Banjir juga telah mencemari sebagian besar sumur yang menjadi andalan masyarakat di wilayahnya, katanya, mengancam bencana kesehatan.
“Orang-orang akan menderita, dan terlalu banyak orang yang akan mati,” prediksinya.
Peringatan dini
Banyak dari mereka yang terkena banjir mengatakan mereka tidak diberi peringatan yang memadai.
Alam mengatakan desanya tidak menerima pemberitahuan resmi dari pemerintah tentang banjir akhir Agustus, tetapi desa-desa terdekat telah menyampaikan peringatan yang mereka terima.

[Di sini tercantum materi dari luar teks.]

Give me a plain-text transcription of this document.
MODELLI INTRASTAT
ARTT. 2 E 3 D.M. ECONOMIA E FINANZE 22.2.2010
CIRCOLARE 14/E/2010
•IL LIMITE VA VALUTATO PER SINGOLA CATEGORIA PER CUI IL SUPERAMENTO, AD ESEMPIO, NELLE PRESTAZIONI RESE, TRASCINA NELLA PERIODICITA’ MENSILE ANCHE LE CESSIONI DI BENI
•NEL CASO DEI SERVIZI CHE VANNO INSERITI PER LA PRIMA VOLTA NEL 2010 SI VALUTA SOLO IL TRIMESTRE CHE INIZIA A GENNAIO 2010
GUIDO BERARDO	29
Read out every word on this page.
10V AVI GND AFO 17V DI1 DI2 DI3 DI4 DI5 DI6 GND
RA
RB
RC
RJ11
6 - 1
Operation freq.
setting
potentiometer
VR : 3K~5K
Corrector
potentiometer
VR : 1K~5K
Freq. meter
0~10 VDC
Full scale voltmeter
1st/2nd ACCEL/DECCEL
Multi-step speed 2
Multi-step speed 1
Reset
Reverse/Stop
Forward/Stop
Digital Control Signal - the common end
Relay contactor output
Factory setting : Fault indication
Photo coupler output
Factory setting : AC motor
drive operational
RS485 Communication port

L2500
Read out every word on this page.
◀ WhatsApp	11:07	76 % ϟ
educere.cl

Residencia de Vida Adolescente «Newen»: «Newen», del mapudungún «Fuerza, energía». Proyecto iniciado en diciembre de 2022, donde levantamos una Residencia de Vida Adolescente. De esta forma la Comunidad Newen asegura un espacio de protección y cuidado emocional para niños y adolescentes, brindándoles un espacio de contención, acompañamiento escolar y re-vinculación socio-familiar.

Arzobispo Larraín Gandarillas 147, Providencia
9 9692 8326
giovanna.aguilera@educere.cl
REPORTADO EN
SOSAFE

Itu, dikombinasikan dengan peringatan media sosial yang dilihat penduduk di ponsel mereka, memberi komunitasnya waktu sekitar tiga jam untuk memindahkan beberapa ternak dan barang-barang mereka ke tempat yang aman, katanya.
Ali, dari Otoritas Penanggulangan Bencana Provinsi Khyber Pakhtunkhwa, mengatakan pemantau banjir telah dipasang di lima sungai dan di dua lokasi lain di provinsi itu, yang telah membantu memberikan peringatan dini.
Sebagai tanggapan, sebanyak 180.000 orang direlokasi dari wilayah Charsadda, katanya.
Kerugian akibat banjir tahun ini diperkirakan lebih sedikit di Khyber Pakhtunkhwa dibandingkan dengan banjir dahsyat tahun 2010, sebagian karena pelajaran dari bencana sebelumnya, katanya.
Sekarang, “kami menyiapkan rencana darurat musim dingin dan monsun setiap tahun dan mengalokasikan dana ke setiap distrik untuk mengatasi bencana apa pun,” jelasnya. (haninmazaya/arrahmah.id)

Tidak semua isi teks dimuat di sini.